Mais alors que le hobbit allait commencer à paniquer quelque peu, sa main vint à attraper dans sa main la chevalière qui était accroché au fil de laiton autour de son cou, lui faisant baisser le regard vers celle-ci se souvenant du sourire confiant et rassurant de Peter, autant que Susan et Lucy juste avant qu'il n'entre dans la montagne, tout en ayant déposé un baiser sur son front en lui souhaitant bonne chance.

Il pouvait réussir.

Et il allait réussir.

Il avait la chevalière de Peter pour le protéger du feu de Smaug alors Bilbon allait réussir à retrouver cet Arkenstone et le ramener à Thorin et au reste de la Compagnie.

Il allait trouvé l'Arkenstone et le ramèneraient à la surface.

.xXx.

_ Il les attend Gandalf ! Ils sont de connivences ! Le Dragon et l'Unique, il faut faire vite ! Les informa Thrain de la menace vers laquelle leur camarade se dirigeait.

_ Nous savions déjà que nous devions lutter face à une armée mais savoir que le dragon le sait, c'est une autre histoire répliqua Edmund des informations qu'était en train de leur donner le père de Thorin ? Vous étiez réellement sur que ce dragon dormait depuis tout ce temps Gandalf ?

Le Magicien Gris n'eut rien à dire à la question du Pevensie qui sonnait plus comme une affirmation qu'une réelle demande, se contenta seulement de suivre Thrain, tout en aidant Edmund à courir. En ayant passé son bras gauche par-dessus ces épaules pour l'aider avec sa jambe droite incapable de le soutenir, tout en permettant au garçon de conserver son épée en main et prêt à répliquer s'il venait à avoir une quelconque surprise, que cela soit d'orque ou du « Nécromancien ».

_ C'est aussi ce que je me disais, vos Ennemis vous ont bien dupés depuis tout ce temps et… Gandalf !

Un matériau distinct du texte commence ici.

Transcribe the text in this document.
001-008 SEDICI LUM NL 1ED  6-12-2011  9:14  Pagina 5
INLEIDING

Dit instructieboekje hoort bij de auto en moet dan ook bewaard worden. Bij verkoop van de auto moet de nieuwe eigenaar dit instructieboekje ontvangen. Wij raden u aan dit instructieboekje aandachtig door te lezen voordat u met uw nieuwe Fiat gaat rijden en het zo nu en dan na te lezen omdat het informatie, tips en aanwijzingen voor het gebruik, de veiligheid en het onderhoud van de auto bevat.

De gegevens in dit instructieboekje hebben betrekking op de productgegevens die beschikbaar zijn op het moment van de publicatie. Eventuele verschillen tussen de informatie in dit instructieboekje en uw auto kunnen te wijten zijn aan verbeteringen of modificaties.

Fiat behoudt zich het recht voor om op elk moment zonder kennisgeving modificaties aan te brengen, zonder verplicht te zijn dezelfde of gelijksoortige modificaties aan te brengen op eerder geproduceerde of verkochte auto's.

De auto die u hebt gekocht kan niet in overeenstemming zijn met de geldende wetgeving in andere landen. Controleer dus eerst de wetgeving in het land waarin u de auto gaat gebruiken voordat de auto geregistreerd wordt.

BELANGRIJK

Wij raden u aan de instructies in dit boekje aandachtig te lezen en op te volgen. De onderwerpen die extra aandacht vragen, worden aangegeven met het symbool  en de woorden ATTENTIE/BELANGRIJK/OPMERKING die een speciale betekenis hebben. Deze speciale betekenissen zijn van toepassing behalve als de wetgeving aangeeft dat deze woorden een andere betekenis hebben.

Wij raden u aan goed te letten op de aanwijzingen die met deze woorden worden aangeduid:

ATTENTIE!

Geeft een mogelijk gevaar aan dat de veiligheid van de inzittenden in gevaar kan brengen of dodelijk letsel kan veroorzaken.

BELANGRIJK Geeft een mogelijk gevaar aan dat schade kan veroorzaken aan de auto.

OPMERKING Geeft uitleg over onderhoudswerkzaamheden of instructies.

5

Sauf qu'Edmund ne put finir sa réplique qu'il poussa sans vergogne le Mage Gris à l'instant même où une silhouette leur chargea dessus à l'instant même où ils quittèrent le couloir qu'ils franchissaient en suivant Thrain. Une silhouette qui ne se trouvait être nulle autre que le Profanateur qui balança sa massue qui aurait été destiné à Gandalf si Edmund ne l'avait pas poussé de la trajectoire. Seulement le garçon n'eut pas le temps de dresser une protection que la massue d'Azog le percuta de plein fouet dans la poitrine, l'envoyant valdinguer dans le décor, le sonnant sur le coup alors que ce coup réveilla la douleur irradiant dans son torse, lui coupant le souffle et lui donnant des difficultés à respirer.

_ Edmund ! Cria Gandalf en se relevant et en dressant son bâton et Glamdrim devant lui, alors que le Profanateur tourna toute son attention sur lui.

_ Vous êtes arrivés trop tard, Magicien ! C'est terminé !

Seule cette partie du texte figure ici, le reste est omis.